Is it correct to equate the same thermodynamic potential with different variable dependencies? Suppose I have $U$ in it's natural variables that is $U(S,V)$ and lets say somehow I get the same internal energy in terms $U(V,T)$, then does it make sense to say:
$$U(V,T) = U(S,V). \tag{1}$$
And, also $(\frac{\partial U}{\partial V}_T )dV +( \frac{\partial U}{\partial T}_V )dT = (\frac{\partial U}{\partial S}_V) dS + (\frac{\partial U}{\partial V})_S dV. \tag{2}$
It sounds like mathematical gibberish but it makes physical sense to me for the following reasons: In (1) even though functional dependence is different ultimately for a given state of one substance, two variables imply all the others (eg: take ideal gas, having $P$, $V$ implies $T$) and for (2) if we change from a state $(S,V,T)$ to $(S+dS,V+dV,T+dT)$ then the change in internal energy calculated by the two expression must be equal.
However, this seems mathematically weird to do because we are equating two functions of different dependencies (albeit they are supposed to represent same thing). So, are the above equations correct and what property of the thermodynamic functions allow them to be equated as so (if it is correct)?
 A: We can't directly write $U(V,T)=U'(S,V)$.
There should be a map from $\phi:(S,V)\to (V,T)$
such that: $U'(S,V)=U(\phi(S,V))$
Consider a parametrized curve $\gamma:t\to\mathbb R^2$ s.t. $\gamma(t)=(\sin(t),\cos(t))$ where $t\in[0,\infty)$.
It traces a circle starting second-quadrant from positive y-axis
Now consider another parameterized curve $\gamma ':t'\to\mathbb R^2$ s.t. $\gamma '(t)=(\cos(t'),\sin(t'))$ where $t'\in [0,\infty)$.
It traces a circle starting first quadrant from positive x-axis
Now consider a reparameterization map $\phi:t'\to t\;\text{so that}\;\phi(t')=t+\pi/2$. It is translation of $t'$ to $t'+\frac{\pi}{2}$.
So, we can see that $\gamma(\phi(t'))=\gamma '(t')$.
So we can't directly equate $\gamma (t)=\gamma '(t')$. There should be a reparameterization map connecting the two.

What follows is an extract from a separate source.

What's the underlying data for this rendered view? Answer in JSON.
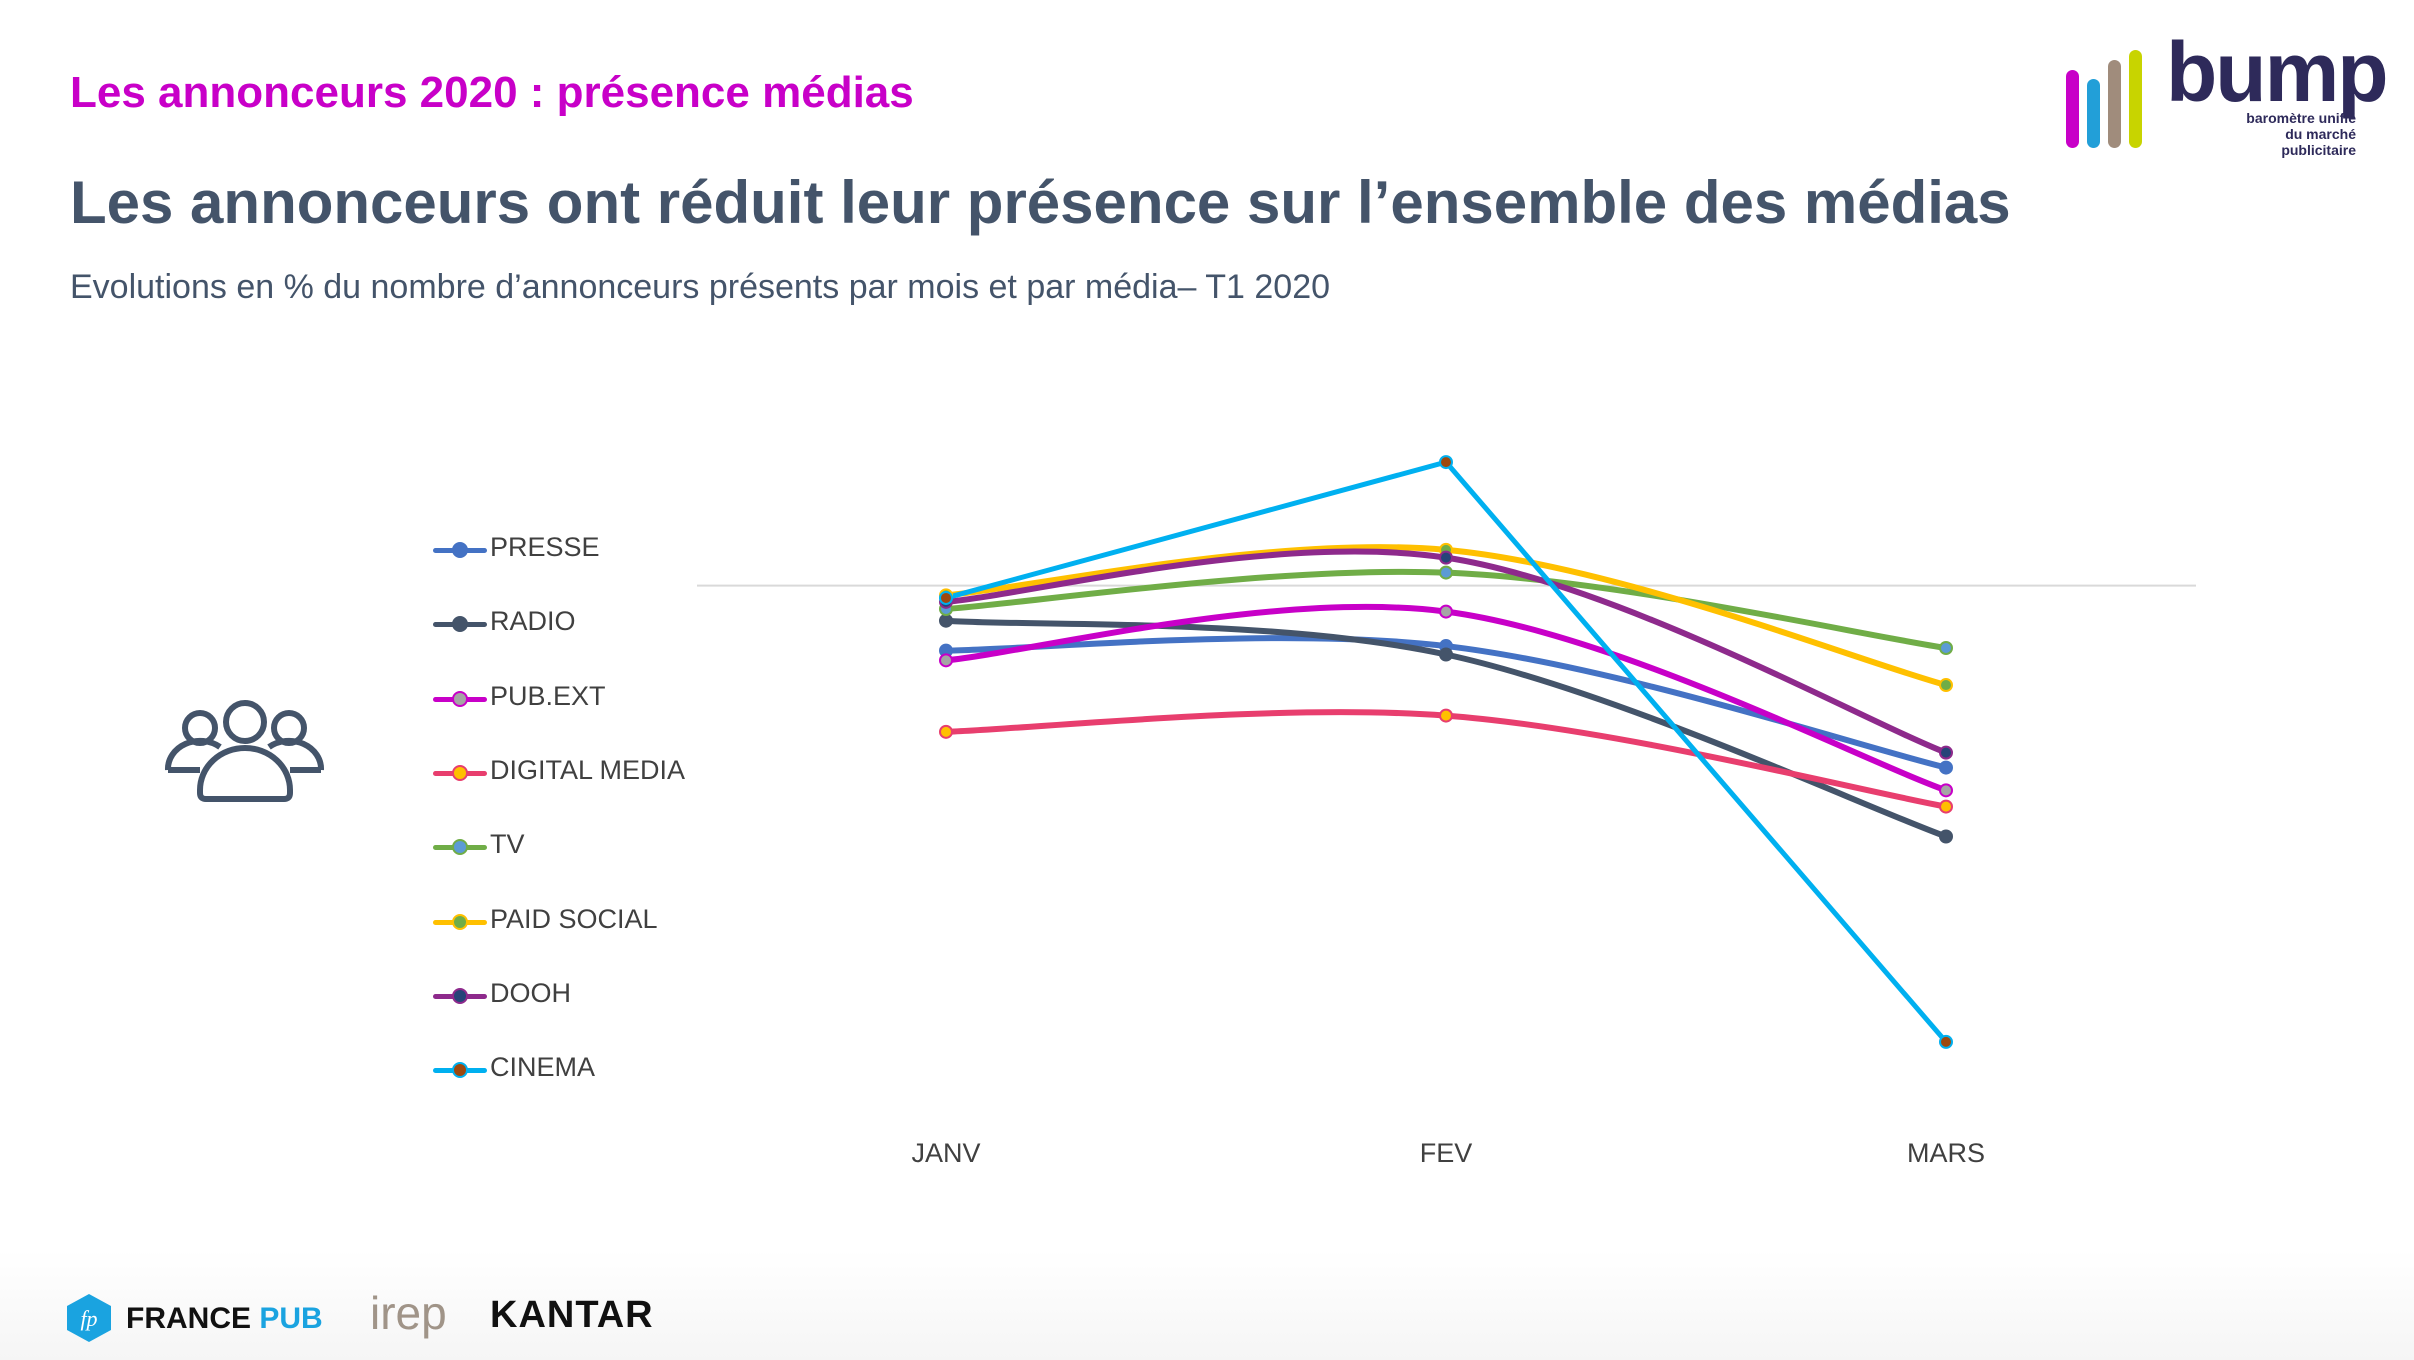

A: Yes. Both Eq.(1) and Eq.(2) are ok. They simply the calculus chain-rule and change variables. Nothing wrong with that. You don't need a thermodynamic property to validate these equations. It is rigorous mathematical relation.
\begin{align}
  & f(x(\xi, \eta), y(\xi, \eta)) = f(\xi, \eta).\\
df &= \frac{\partial f}{\partial x} dx +  \frac{\partial f}{\partial y} dy;\\
&=\frac{\partial f}{\partial x} \left\{\frac{\partial x}{\partial \xi} d\xi + \frac{\partial x}{\partial \eta} d\eta \right\} +\frac{\partial f}{\partial y} \left\{\frac{\partial y}{\partial \xi} d\xi + \frac{\partial y}{\partial \eta} d\eta \right\};\\
&=\left\{\frac{\partial f}{\partial x}\frac{\partial x}{\partial \xi}  + \frac{\partial f}{\partial y}\frac{\partial y}{\partial \xi} \right\}d\xi +\left\{\frac{\partial f}{\partial x}\frac{\partial x}{\partial \eta}  + \frac{\partial f}{\partial y}\frac{\partial y}{\partial \eta} \right\}d\eta;\\
&=  \frac{\partial f}{\partial \xi} d\xi +  \frac{\partial f}{\partial \eta} d\eta
\end{align}
But the natural variable had been set by the first law of thermodynamic, it favors the expression in rightt-hand-side of Eq.(2) making it fruitful:
\begin{align}
  dQ & =  P dV + dU - \mu dN;  \, \text{  and } \\
  dU & =  T dS -  p dV + \mu dN. \tag{3}
\end{align}
Therefore if you wrote the differential form in the right-hand-side of your Eq.(2),
you can match the expression with Eq.(3), the first law. It allows you to further develope into various Maxwell relations:
\begin{align}
  T & = \, \frac{\partial U}{\partial S}\big |_{V, N};\\
  P & = -\frac{\partial U}{\partial V}\big |_{S, N};\\
  \mu & = \,\frac{\partial U}{\partial N}\big |_{S, V};
\end{align}
If you wrote in the form of left-hand-side, it is hard to apply the first law to develope further relations. The preference of the right-hand-side of Eq.(2) is physical reason, not mathematical.